From a distance of twenty-odd years, I can look back on this incident affectionately and even see it as a kind of inadvertent wisdom teaching. By rubbing the wrong way against a powerful elder with whom I had more in common than I realized at the time, I eventually learned to be less like him. In the coming years, I would confront in myself some of the excesses that I saw in David Brower’s character that weekend: an obsessive focus on short-term goals in the name of a higher purpose; a lack of appreciation for the people who care for and help me; and an uncompromising devotion to doing things exactly the way I want them done — regardless of expense, difficulty, or the intruding voices of compromise.

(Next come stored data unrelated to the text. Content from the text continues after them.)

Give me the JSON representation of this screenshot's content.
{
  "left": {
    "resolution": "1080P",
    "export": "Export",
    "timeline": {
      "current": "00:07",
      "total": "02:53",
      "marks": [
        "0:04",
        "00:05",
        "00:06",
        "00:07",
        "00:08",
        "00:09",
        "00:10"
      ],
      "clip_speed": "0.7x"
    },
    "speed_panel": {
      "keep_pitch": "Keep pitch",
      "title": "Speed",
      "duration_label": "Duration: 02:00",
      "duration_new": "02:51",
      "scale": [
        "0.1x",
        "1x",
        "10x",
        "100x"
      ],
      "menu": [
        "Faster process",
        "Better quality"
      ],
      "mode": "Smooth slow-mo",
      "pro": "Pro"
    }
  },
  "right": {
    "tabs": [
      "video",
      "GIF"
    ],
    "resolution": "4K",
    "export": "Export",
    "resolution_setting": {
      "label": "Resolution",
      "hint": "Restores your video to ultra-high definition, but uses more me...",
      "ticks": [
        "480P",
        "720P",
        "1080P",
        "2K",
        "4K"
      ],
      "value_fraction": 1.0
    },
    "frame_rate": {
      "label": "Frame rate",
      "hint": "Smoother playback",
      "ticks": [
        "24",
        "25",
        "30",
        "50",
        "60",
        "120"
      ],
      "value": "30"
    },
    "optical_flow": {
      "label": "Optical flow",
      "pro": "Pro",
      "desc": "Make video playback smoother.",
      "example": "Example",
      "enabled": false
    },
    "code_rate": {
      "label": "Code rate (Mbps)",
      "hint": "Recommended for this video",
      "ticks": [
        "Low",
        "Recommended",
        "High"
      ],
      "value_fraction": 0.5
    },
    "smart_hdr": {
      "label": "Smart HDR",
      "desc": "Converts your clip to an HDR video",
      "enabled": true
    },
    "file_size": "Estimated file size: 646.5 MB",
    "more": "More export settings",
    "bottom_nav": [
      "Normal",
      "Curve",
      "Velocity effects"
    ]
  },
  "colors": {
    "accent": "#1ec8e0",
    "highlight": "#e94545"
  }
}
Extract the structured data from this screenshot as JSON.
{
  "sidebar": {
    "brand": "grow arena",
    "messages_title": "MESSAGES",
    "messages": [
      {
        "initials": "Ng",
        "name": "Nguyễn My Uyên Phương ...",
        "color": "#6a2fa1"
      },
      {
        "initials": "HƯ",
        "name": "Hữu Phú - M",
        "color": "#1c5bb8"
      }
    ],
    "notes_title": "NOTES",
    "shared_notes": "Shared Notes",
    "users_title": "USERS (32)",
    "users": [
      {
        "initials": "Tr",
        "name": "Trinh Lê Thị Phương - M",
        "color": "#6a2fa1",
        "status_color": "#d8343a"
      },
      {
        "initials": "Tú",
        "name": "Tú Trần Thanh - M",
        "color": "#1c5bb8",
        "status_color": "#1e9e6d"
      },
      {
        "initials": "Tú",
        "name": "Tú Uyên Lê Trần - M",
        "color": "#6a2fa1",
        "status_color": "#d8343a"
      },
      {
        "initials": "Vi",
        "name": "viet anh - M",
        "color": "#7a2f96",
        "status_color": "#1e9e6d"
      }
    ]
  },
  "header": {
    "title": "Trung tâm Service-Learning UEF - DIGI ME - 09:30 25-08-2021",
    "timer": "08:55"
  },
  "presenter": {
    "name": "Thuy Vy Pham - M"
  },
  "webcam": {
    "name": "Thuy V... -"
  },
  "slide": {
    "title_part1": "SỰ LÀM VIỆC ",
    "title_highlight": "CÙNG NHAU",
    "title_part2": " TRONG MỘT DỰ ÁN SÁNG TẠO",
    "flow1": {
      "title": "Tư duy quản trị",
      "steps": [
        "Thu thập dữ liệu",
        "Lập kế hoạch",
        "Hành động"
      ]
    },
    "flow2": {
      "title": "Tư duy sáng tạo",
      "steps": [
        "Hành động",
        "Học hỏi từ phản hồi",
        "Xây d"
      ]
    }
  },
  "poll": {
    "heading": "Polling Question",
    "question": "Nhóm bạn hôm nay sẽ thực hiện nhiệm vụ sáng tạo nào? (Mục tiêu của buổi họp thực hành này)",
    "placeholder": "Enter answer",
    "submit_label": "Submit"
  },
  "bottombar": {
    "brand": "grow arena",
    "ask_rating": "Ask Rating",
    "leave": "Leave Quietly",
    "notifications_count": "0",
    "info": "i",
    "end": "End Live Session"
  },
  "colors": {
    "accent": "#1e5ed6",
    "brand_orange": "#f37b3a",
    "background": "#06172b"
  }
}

Although I’m certain that I’m now easier to live with because I’ve recognized these tendencies in myself, it’s also true that I am less zealous about some political goals and ideals than I was in my youth. But perhaps I was never as zealous about anything as David Brower was about preserving the wild. To this day, I find myself wondering whether we have a right to expect our greatest leaders and most constructive zealots to be nice people; perhaps the same forcefulness that accomplishes great goals necessarily runs roughshod over people of lesser vision and greater politeness.

In her memorial tribute, environmental author Stephanie Mills joked that there should be a bumper sticker for Berkeleyans that says, HONK IF YOU’VE OUSTED BROWER — an allusion to the fact that some of Brower’s most storied conflicts were not with land-hungry developers and probusiness Republicans, but with his allies and former lieutenants in the environmental movement. Would Brower have been even more effective had he learned the arts of compromise and cooperation — at least with his allies, if not with his enemies? Or would the force of his nature, and thus the height of his monumental achievements, have been reduced had he frequently paused to consider whether he was hurting people’s feelings?

I don’t raise these questions to dilute Brower’s legacy. Rather, I hope they will give us cause to reflect on the dilemmas that can arise in the hazy middle ground between personal politics and social movements. Whenever we are tempted to conclude that a greatly influential person in our midst is just a pain in the ass, we might do well to remember what was said of David Brower by Russell Train, the politically moderate director of the Environmental Protection Agency under Richard Nixon: “Thank God for Dave Brower; he makes it so easy for the rest of us to look reasonable.”